Besonders Profi-Sportler, die sich ketogen ernähren – also extrem wenig Kohlenhydrate zu sich nehmen – schätzen den Effekt des MCT-Öls. Das Öl wird in der Leber vor allem in Ketonkörper umgewandelt. Werden wenig Kohlenhydrate verzehrt, ist der Organismus auf andere Wege angewiesen, um Energie zu produzieren – z.B. aus Ketonkörpern. Diese wandern über den Blutkreislauf in die Mitochondrien und liefern als Ersatz für Glucose den nötigen Antrieb. Gerade in der Umstellungsphase zur ketogenen Ernährung, wenn Energie und Antrieb fehlen, kann MCT-Öl neuen Schwung geben.

Neben Sportlern und Kopfarbeitern profitieren auch Menschen, die abnehmen wollen, vom MCT-ÖL.  Die beiden Fettsäuren Caprylsäure und Caprinsäure weisen eine spezielle Struktur auf, die der Körper nur schlecht in Fett abspeichern kann. Ergo: Dieses Öl macht nicht dick. Wenn man es regelmäßig nimmt, sinken auch das Hungergefühl und der Appetit.

Wie verwende ich MCT-ÖL?

Egal aus welchen Gründen ihr zum MCT-Öl greift, stellt sich die Frage nach der richtigen Verwendung. Während Kokosöl unter 23 Grad eine feste Konsistenz hat, ist MCT-Öl unabhängig von der Umgebungstemperatur flüssig. Auch den typischen Kokosgeschmack findet man nicht. Das Öl ist geschmacksneutral und damit vielfältig einsetzbar. Wer auf Bulletproof-Coffee steht, kann diesen mit MCT-Öl zubereiten: Kaffee, Butter, MCT-ÖL – fertig. Natürlich könnt ihr diesen Power-Kaffee auch mit anderen Ölen zubereiten. Mit MCT-Öl soll er aber besonders schnell wach machen und Energie liefern.

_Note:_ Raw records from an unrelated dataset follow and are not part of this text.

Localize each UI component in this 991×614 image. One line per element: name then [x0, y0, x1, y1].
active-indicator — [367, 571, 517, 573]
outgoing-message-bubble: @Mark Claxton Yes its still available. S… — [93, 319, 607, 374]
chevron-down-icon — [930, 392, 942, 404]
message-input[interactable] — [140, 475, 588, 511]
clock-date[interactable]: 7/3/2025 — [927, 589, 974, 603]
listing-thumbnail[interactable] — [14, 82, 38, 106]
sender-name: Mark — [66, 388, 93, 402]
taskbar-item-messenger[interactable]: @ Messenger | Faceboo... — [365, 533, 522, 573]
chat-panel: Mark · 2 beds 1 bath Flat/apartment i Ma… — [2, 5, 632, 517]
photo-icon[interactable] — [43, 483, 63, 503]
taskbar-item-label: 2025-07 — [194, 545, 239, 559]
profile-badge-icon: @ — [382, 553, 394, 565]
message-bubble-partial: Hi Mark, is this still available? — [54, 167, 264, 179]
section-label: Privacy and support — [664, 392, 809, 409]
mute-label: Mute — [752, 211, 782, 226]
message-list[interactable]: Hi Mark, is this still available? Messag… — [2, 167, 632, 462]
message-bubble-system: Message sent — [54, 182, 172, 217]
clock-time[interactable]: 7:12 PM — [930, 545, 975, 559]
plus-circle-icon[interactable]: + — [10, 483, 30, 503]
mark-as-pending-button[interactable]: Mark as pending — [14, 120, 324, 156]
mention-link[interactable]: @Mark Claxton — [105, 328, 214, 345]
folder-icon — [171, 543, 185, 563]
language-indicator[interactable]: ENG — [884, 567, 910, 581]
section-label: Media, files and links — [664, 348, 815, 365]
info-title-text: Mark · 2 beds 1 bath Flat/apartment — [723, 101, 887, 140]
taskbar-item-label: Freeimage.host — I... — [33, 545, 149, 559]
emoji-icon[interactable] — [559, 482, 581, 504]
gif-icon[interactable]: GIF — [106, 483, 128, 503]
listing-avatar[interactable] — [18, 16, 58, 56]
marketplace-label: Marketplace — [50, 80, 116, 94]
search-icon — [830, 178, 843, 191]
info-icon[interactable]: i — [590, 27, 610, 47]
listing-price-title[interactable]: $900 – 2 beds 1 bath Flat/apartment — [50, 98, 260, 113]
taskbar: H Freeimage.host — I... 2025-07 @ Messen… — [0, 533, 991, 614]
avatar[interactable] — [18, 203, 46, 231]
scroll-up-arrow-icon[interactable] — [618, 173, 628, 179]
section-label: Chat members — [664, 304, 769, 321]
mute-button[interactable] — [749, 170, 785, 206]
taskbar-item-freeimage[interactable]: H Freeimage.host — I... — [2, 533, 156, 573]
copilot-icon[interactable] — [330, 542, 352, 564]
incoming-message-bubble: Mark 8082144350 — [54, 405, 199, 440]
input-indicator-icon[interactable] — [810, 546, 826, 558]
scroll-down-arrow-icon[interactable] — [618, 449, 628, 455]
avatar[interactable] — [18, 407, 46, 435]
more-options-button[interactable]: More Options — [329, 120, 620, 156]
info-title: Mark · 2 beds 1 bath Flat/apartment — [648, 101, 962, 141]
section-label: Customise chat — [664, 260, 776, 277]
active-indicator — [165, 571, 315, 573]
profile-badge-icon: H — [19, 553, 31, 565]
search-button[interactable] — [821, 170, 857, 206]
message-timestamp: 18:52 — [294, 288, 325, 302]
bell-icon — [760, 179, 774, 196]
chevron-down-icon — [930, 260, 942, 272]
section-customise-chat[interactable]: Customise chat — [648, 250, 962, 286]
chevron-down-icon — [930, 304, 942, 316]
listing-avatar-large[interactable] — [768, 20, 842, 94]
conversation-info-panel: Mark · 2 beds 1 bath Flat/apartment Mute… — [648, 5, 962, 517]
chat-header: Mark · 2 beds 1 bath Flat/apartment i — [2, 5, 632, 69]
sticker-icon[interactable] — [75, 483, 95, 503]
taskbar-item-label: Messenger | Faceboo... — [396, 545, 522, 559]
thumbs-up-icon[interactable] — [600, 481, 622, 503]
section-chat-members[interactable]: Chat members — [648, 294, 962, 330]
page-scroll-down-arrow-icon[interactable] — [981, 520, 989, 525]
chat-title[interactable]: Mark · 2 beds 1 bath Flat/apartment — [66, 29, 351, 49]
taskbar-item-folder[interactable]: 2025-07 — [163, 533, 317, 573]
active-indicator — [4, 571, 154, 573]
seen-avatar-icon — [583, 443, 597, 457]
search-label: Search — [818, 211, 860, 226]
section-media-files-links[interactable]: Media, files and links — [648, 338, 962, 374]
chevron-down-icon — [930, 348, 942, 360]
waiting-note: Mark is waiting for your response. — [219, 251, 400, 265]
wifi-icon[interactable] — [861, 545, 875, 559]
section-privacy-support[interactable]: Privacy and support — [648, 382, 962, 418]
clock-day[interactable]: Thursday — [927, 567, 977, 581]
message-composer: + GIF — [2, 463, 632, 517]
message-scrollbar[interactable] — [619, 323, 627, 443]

Weniger Experimentierfreudige geben das Öl ins morgendliche Müsli oder einen Smoothie. Da die Vitamine E, D, K und A fettlöslich sind, können sie mit einem Löffel Öl im Smoothie leichter aufgenommen werden. Durch das Öl wird der grüne Saft schön cremig.  Auch in Salatsoßen oder Dressings macht sich das Öl sehr gut. Nur zum Braten solltet ihr MCT-Öl nicht verwenden: Bei großer Hitze können sich mittelkettige Fettsäuren zersetzen und dadurch ihre wertvollen Eigenschaften verlieren.

Was muss ich beachten?

Wer Lust bekommen hat, die positiven Effekte des MCT-Öls zu testen, sollte erstmal vorsichtig starten. Ein halber Teelöffel reicht für den Anfang aus, später ist mehr möglich. Gerade zu Beginn kann eine Überdosierung Magen- und Darm-Probleme auslösen. Wichtig ist, darauf zu achten, dass das MCT-Öl aus Kokosöl hergestellt wird. So manches MCT-Öl wird aus Palmöl oder Mischungen verschiedener Öle gewonnen. Außerdem: Wer MCT-ÖL nutzt und den Energie-Kick nicht mehr missen möchte, sollte trotzdem auch andere Öle zu sich nehmen. Nur wer abwechslungsreich isst, wird rundum gut mit allen Nährstoffen versorgt. Den speziellen Energiekick in diesem Zusammenspiel liefert das MCT-Öl.